S. G. DeGraaf, Promise and Deliverance, Vol. 4, p. 234

As a Christian, work for political process that reflects God’s justice, but remember where your hope is.

Behind Paul’s search for justice lies a more basic principle. Submit to the kingship of Jesus Christ. Even the kingdoms of this world are touched by the gospel of Jesus Christ. The gospel is on its way to Caesar’s court. God’s promise that Paul would testify about him in Rome (Acts 23:11) will be fulfilled. Paul does not change the church into a political action committee, but the nations cannot ignore the gospel. The commission of Acts 1:8 is being carried out.

“Paul’s hope for vindi­cation lay not in Cae­sar’s judgment seat but in the prospect that ‘we all must appear before the judgment seat of Christ’ (2 Cor. 5:10). (Judgment seat is the same Greek word as in [Acts] 25:6, 10, ren­dered tribunal.) There, life’s injustices, which frustrate and hurt us now, will be set right, and we will rejoice in Christ’s righteousness, given by grace to all who believe (2 Cor. 5:21).”

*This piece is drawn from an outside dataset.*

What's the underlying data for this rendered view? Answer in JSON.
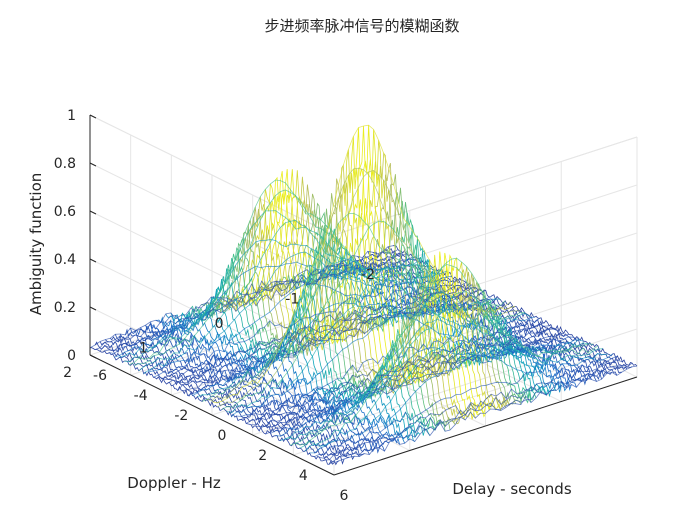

Dennis E. John­son, Let’s Study Acts, p. 303

Our culture is moving increasingly in the direction of idolatrous worship of self. The moral decay is not the heart of the problem, it is a consequence and symptom, Romans 1. Give thanks for the impact the gospel has had, but keep the kingship of Christ central.

There is no escaping the kingship of Christ. The day will come when every knee bows to him. Bow willingly, while there is still time to turn to him as, not only your Savior, but also your Lord and King.